二人とも、緑色のジェルで全身がドロドロになってしまった。
「すいません……」
「き、気にしなくて良いのよ……リュウ君はモンスターを倒しただけだもの……」
マイカさんはそう言ってくれるが、今のは完全に僕のミスだ。
ビッググリーンスライムは、本来は炎でその全身を包むようにして倒すべきモンスターだ。

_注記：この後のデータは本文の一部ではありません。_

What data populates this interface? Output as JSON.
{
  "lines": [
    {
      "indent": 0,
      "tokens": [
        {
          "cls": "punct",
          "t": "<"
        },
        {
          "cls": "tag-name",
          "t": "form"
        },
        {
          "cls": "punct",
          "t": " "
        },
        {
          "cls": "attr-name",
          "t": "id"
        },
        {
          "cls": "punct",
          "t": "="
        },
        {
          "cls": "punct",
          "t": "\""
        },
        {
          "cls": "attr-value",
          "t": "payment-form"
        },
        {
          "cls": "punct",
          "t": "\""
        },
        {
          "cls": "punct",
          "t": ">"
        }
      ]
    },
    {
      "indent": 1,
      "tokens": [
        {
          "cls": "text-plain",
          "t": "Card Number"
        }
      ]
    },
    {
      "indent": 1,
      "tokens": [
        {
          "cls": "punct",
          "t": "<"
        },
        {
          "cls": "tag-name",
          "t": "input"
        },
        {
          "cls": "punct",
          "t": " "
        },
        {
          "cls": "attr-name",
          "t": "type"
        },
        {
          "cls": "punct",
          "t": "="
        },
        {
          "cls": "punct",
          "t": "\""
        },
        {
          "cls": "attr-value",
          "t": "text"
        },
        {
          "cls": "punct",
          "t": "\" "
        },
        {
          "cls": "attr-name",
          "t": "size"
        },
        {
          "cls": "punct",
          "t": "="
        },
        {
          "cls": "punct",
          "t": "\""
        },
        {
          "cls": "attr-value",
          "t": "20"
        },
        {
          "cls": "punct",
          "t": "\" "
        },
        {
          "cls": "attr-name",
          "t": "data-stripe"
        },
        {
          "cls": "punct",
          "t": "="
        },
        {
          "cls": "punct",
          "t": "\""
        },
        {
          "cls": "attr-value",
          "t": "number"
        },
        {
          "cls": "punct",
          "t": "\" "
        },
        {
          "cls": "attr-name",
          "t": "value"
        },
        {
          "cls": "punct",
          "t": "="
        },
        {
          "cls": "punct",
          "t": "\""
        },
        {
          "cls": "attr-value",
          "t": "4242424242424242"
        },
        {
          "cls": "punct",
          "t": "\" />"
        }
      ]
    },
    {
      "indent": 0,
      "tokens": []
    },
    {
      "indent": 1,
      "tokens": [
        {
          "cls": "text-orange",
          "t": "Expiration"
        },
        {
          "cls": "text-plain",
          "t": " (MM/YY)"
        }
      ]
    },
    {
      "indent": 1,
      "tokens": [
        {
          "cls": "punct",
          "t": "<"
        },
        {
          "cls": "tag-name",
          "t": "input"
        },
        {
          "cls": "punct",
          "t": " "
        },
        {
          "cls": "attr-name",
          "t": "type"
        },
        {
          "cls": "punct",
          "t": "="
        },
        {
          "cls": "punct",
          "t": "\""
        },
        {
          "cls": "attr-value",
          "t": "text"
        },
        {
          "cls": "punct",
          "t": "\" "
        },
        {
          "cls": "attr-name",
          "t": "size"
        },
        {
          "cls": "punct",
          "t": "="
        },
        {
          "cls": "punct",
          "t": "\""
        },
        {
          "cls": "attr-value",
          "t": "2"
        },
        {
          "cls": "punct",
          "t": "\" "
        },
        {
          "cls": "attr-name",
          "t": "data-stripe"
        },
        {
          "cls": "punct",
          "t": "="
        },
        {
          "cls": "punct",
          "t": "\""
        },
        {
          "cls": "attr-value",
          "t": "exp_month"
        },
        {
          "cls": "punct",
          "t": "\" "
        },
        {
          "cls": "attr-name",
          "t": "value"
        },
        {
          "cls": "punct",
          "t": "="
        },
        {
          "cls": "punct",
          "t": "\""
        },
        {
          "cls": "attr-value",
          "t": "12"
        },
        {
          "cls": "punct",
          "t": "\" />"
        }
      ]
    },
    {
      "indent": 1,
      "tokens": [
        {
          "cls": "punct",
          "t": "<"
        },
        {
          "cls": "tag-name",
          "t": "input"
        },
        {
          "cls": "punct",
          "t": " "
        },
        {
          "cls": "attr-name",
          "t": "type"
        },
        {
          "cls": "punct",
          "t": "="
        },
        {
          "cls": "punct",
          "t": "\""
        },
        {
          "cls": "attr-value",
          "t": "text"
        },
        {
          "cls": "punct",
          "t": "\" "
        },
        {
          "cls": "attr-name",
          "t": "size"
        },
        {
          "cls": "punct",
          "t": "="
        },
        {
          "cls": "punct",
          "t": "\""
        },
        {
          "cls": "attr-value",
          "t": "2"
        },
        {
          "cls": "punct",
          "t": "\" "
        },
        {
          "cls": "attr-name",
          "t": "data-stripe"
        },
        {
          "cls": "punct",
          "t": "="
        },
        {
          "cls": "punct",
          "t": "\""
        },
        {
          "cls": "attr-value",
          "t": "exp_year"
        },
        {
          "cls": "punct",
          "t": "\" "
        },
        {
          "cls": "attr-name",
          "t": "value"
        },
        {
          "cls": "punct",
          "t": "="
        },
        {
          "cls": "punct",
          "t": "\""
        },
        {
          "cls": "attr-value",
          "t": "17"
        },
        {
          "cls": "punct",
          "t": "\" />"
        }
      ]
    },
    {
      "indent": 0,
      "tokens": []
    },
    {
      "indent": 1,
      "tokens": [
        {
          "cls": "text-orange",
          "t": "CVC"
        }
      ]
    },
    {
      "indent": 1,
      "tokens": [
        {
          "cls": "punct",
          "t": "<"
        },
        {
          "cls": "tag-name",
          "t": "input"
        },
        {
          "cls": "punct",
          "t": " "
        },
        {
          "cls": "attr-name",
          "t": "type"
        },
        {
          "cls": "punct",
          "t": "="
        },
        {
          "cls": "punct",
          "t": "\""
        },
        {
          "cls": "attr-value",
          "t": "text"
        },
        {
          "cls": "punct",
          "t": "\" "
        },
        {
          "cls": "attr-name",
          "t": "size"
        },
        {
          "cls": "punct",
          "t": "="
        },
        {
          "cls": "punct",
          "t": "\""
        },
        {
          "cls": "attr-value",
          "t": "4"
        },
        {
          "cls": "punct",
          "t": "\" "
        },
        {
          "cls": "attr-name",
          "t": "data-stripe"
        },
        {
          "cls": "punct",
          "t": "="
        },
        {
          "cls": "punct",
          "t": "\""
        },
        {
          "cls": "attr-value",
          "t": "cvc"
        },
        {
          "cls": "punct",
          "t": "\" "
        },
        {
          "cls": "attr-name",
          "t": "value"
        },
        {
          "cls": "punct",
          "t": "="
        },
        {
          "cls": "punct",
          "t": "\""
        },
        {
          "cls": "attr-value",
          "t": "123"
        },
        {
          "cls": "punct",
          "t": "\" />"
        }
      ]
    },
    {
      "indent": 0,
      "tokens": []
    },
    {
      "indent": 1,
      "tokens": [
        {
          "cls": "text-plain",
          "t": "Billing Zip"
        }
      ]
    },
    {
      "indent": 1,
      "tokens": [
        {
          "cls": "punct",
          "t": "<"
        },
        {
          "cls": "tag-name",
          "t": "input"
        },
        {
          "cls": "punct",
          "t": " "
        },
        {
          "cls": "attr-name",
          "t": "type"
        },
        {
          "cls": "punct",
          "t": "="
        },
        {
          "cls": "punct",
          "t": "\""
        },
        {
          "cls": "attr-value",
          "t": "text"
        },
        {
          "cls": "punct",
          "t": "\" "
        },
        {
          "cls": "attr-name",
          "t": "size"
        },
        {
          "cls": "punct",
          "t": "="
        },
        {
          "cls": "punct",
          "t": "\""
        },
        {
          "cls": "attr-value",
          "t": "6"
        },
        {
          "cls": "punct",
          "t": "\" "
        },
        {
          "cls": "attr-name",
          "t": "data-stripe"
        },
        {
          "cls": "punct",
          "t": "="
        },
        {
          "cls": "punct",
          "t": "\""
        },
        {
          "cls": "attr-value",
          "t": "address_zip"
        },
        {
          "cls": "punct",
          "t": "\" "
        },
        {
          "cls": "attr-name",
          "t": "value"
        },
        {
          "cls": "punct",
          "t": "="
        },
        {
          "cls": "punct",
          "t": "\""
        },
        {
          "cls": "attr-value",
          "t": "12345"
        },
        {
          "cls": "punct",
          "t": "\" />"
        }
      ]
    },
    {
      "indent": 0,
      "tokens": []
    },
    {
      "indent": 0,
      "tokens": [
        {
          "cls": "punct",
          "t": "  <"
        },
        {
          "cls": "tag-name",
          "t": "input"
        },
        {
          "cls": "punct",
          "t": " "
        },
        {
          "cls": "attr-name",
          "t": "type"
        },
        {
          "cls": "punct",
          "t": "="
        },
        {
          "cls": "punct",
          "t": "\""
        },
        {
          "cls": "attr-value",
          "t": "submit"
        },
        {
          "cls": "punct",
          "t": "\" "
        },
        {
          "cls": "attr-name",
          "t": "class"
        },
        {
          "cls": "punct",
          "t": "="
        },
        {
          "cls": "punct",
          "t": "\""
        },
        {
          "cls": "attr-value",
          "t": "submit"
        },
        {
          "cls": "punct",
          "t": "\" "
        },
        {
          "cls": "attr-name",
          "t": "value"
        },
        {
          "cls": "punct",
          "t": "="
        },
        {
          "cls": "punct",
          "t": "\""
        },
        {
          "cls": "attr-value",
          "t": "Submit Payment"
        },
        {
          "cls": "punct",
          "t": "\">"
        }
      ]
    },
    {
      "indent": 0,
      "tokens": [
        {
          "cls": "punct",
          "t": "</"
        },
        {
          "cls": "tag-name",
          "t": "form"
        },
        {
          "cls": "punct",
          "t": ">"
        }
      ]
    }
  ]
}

そうすれば、綺麗に倒せるから。
毒はない……ものの、シンプルに不快極まりない。
マイカさんは革袋から布を取り出して全身を拭いているが、ジェルの量が多過ぎて、ほとんど意味がない。
「水魔法――は、難しいですよね……」
「そうね……残念だけど……」
雷魔法を得意とするマイカさんは、他にも色々な属性の魔法を使える。
が、実は水魔法が苦手だ。
ただでさえ弱い僕が、こんなミスをしちゃうだなんて。
どうにかして、挽回出来ないだろうか?
「あ! そうだ! 今こそ、その指輪を使う時じゃないでしょうか!」
「え? 空間転移指輪を? でも、行き先はランダムなのよ? 大空に投げ出されたり水中だったり地中だったりしたら、死んじゃうわ!」
「大丈夫です! 僕らにはラクドラがいるじゃないですか!」
「あ。幸運値が高くなってるから大丈夫、ってことね!」
「はい! だから、即死コースは回避出来ます! それどころか、僕らが今望んでいる水辺に行けますよきっと! 湖とか池とかに!」
「そっか……それなら、少しは安心かも!」
マイカさんが納得してくれたようで良かった。
「スピドラ、ありがとうね。戻っておいてもらえる?」
「スピガ!」
飛んだ先が狭いところという可能性もあるし、スピドラには姿を消してもらった。
「じゃあ、行くわよ!」
「はい、お願いします!」
少し緊張した面持ちでマイカさんが指輪に触れつつ、唱える。
「『空間転移』!」
僕らの足下に魔法陣が展開され、空間転移した。
次の瞬間、僕らは大森林の中にいた。
何かを目的とした広場だろうか。少し開けた場所だ。
そして。
「死ねええええええええ!」
「「!?」」
突如現れたワイルドで美しいエルフ女性が、しかしその整った顔を歪めて、巨大な斧をマイカさんに向かって振り下ろした。